Das folge insbesondere daraus, daß es bis zum Marktzutritt von "Café au lait" im Frühjahr 1996 kein vergleichbar gestaltetes Speiseeis gegeben habe. Die dem Erzeugnis "Viennetta" und dessen Verpackung bereits von Hause aus zukommende , zumindest durchschnittliche wettbewerbliche Eigenart sei in den mehr als zehn Jahren bis zum Marktzutritt von "Café aulait" beachtlich gestärkt worden.
Vor diesem Hintergrund kämen das Erzeugnis "Café aulait" und dessen Verpackungen nach ihrem optischen Gesamteindruck dem Produkt "Viennetta" so nahe, daß von der Gefahr einer betrieblichen Herkunftstäuschung auszugehen sei. Das Erscheinungsbild von "Café au lait" werde maßgeblich von den übereinandergeschichteten Wellenreihen bestimmt, die optisch dessen Längsseiten beherrschten und deren Bewegung ebenfalls an der Oberfläche des Eises sichtbar sei.
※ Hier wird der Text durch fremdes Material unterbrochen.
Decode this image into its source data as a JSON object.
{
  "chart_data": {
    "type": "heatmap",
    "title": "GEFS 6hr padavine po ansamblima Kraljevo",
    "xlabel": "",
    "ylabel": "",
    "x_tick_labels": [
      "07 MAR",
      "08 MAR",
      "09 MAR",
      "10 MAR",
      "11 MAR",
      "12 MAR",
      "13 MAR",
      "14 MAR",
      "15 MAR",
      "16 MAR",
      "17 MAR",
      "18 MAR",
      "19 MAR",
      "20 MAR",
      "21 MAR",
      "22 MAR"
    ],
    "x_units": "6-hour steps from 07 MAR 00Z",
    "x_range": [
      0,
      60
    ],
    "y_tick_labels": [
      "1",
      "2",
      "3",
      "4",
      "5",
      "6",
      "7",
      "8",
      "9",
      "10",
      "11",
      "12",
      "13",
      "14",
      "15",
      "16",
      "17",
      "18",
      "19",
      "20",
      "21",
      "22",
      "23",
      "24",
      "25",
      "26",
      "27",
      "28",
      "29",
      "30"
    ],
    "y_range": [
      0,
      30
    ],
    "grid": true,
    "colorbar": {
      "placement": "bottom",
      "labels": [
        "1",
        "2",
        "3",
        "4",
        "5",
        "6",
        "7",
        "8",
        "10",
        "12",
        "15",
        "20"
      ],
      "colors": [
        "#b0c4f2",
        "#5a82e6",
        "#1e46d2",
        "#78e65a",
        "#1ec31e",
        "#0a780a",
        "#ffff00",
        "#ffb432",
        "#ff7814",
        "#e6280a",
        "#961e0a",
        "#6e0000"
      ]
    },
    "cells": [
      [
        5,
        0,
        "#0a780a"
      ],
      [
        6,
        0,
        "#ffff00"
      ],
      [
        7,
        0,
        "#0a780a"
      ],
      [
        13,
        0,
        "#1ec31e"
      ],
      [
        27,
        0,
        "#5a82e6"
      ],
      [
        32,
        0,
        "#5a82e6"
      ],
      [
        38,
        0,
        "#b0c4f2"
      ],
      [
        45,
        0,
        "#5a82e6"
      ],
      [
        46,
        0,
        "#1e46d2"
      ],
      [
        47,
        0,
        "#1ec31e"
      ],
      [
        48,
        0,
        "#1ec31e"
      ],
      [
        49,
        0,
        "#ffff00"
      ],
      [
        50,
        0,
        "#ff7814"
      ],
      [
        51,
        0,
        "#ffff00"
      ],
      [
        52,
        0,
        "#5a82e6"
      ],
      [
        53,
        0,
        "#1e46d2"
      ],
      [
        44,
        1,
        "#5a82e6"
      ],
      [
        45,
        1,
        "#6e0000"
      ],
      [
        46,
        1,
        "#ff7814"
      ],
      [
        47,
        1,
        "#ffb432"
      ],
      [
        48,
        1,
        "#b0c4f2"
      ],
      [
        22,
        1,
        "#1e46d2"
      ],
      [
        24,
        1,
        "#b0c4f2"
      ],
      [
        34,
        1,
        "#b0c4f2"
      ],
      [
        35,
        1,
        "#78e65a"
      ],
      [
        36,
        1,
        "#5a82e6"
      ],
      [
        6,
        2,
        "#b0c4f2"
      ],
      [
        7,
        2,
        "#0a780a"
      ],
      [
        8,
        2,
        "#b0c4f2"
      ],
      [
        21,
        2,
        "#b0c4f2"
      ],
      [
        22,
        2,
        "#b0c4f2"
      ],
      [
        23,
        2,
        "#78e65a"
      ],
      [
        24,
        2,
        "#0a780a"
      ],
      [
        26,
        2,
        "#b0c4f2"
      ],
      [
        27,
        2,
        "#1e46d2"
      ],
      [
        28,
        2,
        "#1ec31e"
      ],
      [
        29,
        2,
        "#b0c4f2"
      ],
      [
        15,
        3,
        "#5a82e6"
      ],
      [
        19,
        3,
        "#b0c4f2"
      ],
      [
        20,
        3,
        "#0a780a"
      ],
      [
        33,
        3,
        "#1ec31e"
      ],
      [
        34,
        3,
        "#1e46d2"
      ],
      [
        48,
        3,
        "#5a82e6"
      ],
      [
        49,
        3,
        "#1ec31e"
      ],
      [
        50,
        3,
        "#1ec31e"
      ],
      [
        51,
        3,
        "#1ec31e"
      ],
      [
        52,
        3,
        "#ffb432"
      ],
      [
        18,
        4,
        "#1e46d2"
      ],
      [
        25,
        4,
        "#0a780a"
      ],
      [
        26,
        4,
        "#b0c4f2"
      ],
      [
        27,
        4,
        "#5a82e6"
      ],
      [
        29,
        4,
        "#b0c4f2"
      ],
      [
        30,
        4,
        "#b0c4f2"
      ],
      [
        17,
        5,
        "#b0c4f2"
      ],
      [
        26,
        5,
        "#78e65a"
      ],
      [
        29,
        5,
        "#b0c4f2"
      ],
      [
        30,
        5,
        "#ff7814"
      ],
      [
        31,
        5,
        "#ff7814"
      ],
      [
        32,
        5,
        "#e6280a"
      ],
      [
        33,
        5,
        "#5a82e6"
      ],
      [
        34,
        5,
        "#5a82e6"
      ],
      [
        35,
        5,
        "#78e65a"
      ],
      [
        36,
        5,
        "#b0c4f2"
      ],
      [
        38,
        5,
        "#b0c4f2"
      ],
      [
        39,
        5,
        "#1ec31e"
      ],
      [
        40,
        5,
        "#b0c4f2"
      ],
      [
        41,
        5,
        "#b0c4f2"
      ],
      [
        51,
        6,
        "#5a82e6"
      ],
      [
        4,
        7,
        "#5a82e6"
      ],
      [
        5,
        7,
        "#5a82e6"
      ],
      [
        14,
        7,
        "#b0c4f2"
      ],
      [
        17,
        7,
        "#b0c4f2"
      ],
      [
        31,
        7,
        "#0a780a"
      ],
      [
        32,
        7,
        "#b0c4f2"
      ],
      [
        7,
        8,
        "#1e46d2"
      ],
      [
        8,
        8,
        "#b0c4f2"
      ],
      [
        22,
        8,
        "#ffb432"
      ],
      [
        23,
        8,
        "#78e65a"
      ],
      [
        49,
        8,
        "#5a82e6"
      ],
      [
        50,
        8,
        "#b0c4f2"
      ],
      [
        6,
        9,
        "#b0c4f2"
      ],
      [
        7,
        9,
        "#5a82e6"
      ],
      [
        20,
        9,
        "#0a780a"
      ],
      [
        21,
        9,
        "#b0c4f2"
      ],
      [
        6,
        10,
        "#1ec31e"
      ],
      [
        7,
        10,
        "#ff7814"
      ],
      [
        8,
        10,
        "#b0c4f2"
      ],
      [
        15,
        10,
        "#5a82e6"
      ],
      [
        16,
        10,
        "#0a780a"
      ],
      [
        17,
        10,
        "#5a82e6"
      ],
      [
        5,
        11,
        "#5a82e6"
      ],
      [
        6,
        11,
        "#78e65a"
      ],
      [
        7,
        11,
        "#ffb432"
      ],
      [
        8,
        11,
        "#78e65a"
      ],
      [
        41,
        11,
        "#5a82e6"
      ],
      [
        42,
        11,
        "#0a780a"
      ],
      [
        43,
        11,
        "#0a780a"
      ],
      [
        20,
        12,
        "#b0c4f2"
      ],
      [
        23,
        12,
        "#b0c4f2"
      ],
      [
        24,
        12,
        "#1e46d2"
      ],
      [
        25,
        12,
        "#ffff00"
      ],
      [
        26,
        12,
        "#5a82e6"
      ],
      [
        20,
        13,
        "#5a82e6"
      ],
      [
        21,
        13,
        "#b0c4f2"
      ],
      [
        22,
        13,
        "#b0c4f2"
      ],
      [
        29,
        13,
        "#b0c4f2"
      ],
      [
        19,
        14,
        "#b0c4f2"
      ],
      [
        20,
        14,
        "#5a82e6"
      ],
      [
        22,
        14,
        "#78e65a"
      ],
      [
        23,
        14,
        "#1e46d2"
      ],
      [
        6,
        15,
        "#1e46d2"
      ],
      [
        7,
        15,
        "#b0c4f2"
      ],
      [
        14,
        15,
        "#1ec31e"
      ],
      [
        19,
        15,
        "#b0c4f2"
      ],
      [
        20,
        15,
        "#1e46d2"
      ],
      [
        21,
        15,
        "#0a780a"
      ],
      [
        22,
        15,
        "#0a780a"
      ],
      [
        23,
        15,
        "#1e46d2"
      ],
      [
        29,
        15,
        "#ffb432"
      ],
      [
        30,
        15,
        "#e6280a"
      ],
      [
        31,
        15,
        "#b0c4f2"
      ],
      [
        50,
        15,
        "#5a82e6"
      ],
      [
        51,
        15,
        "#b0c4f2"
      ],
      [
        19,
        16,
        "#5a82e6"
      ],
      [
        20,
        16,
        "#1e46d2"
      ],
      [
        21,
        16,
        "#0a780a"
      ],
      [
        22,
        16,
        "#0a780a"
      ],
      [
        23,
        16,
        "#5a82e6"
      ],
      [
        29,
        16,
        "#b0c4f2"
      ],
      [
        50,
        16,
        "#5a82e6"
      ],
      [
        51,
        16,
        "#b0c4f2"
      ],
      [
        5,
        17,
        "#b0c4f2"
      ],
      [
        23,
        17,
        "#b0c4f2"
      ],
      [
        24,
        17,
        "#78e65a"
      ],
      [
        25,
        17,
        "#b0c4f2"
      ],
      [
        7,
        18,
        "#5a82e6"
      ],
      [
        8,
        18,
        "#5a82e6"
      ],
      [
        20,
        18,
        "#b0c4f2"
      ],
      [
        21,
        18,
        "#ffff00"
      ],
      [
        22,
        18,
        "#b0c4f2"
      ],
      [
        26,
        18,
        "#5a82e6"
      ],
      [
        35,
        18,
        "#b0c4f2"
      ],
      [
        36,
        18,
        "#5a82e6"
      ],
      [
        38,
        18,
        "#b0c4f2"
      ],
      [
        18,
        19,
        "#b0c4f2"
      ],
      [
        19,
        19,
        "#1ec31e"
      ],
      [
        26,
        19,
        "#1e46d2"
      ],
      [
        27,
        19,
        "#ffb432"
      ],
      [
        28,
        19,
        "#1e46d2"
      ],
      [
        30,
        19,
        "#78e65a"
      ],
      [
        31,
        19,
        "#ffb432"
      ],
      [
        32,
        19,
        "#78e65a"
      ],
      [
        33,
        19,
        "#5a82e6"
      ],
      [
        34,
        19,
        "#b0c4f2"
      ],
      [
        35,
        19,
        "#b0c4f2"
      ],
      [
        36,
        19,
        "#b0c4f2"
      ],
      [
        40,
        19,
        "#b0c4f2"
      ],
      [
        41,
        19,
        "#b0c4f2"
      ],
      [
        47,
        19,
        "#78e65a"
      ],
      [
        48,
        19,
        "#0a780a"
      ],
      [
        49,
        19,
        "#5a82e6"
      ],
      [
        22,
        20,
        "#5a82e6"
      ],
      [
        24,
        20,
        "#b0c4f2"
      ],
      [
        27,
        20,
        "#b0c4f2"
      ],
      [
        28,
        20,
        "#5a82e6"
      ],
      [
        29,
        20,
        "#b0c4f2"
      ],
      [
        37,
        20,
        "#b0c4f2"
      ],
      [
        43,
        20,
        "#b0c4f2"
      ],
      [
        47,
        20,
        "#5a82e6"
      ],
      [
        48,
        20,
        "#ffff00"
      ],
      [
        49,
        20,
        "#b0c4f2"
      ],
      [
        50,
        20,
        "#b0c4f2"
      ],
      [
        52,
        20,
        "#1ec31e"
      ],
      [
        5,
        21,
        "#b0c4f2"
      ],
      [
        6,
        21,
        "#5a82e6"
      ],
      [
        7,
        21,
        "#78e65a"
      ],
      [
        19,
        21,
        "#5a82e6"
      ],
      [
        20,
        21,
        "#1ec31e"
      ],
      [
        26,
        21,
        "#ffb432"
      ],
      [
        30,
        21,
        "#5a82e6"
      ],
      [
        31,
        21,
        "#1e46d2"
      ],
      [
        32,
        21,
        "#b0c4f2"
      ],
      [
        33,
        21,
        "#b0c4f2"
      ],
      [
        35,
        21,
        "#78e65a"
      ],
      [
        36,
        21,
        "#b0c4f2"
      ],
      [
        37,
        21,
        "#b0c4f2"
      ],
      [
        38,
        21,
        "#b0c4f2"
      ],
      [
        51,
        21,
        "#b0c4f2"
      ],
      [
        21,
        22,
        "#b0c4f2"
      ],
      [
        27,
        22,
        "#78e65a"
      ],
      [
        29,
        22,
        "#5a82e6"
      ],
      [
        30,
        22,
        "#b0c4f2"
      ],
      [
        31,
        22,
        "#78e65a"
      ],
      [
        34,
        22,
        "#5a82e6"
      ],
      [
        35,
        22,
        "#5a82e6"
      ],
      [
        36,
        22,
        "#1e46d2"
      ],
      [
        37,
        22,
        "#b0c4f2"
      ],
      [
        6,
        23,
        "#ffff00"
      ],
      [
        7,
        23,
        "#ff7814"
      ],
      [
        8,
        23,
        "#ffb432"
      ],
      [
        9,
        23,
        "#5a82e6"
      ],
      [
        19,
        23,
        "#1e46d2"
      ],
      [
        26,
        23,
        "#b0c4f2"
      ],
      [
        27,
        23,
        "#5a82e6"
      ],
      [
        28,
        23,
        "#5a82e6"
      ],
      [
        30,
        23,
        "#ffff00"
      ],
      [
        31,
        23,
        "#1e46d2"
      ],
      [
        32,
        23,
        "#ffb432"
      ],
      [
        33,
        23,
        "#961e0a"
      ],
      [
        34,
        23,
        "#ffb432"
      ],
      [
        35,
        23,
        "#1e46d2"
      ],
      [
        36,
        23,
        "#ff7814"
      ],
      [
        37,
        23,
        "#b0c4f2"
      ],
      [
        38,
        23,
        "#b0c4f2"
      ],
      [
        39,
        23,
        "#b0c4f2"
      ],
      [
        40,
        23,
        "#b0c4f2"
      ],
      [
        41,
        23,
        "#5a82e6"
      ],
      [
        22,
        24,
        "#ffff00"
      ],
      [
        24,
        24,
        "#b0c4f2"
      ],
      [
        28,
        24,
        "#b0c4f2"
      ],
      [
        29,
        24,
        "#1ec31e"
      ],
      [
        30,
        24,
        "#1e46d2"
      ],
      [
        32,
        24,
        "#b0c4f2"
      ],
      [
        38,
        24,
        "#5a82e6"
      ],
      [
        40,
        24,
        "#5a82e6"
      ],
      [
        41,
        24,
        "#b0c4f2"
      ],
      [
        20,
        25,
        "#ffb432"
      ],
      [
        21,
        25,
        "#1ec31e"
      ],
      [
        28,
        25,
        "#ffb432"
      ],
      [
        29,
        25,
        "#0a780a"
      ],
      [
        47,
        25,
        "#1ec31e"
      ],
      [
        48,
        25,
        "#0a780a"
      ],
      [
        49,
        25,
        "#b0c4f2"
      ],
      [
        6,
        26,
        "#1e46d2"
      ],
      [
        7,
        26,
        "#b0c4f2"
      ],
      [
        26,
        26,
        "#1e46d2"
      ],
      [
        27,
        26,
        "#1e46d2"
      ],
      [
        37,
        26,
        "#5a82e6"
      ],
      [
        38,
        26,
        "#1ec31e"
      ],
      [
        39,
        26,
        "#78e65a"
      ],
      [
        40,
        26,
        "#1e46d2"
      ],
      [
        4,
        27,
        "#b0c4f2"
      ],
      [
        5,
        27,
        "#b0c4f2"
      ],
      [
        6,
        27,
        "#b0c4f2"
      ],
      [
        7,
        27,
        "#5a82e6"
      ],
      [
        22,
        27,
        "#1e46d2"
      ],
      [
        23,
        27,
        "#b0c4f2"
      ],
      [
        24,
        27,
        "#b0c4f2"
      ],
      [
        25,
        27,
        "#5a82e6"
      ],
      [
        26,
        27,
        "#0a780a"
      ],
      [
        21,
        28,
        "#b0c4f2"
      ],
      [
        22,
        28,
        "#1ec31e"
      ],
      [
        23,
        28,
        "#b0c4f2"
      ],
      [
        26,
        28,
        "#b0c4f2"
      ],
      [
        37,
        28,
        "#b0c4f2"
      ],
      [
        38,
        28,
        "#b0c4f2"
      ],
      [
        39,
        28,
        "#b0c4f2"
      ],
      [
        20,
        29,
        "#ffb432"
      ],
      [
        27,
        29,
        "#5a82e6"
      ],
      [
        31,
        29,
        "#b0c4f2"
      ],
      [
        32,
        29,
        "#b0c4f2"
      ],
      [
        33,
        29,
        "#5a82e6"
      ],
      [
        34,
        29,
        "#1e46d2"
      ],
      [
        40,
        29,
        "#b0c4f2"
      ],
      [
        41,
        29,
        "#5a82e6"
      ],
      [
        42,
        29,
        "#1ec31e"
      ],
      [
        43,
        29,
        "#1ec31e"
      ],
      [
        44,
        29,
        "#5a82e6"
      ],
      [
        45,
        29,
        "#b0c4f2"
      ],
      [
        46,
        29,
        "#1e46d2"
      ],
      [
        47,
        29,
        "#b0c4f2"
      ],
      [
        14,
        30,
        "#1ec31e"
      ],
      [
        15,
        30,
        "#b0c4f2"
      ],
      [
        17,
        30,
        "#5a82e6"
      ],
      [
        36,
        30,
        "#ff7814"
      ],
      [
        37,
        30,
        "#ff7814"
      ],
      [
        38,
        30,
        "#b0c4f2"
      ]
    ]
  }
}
Damit beziehe das Produkt der Beklagten seine wettbewerbliche Eigenart gerade aus einem vom Publikum als Besonderheit der Aufmachung von "Viennetta" in Erinnerung behaltenen und bei Konkurrenzprodukten nicht bekannten Gestaltungsmerkmal, wobei sich die optische Übereinstimmung bei der Umsetzung dieses Merkmals fortsetze. Da der Verbraucher sich zudem erfahrungsgemäß eher an den Gemeinsamkeiten als an den Unterschieden der Produkte orientiere, werde ein zumindest nicht unbeachtlicher Teil des Publikums wegen dieser unverkennbaren Gemeinsamkeit der Produkte in einem maßgeblichen ästhetischen Merkmal ohne längeres Nachdenken "Café au lait" für ein Schwesterprodukt des Herstellers von "Viennetta" oder jedenfalls für ein Produkt eines Unternehmens halten, das aufgrund von rechtlichen oder sonstigen Beziehungen zum Hersteller von "Viennetta" zur Verwendung dieser Gestaltung berechtigt sei. Im Hinblick auf die von der Beklagten damit geschaffene Gefahr einer betrieblichen Herkunftstäuschung im mittelbaren sowie im weiteren Sinne spielten der Umstand, daß breite Kreise
der Verbraucher womöglich mit "Viennetta" auch oder sogar in erster Linie spontan die Vorstellung von einem Blättereis verbinden würden, sowie die weiteren Unterschiede zwischen diesem Eis und "Café au lait" keine Rolle mehr.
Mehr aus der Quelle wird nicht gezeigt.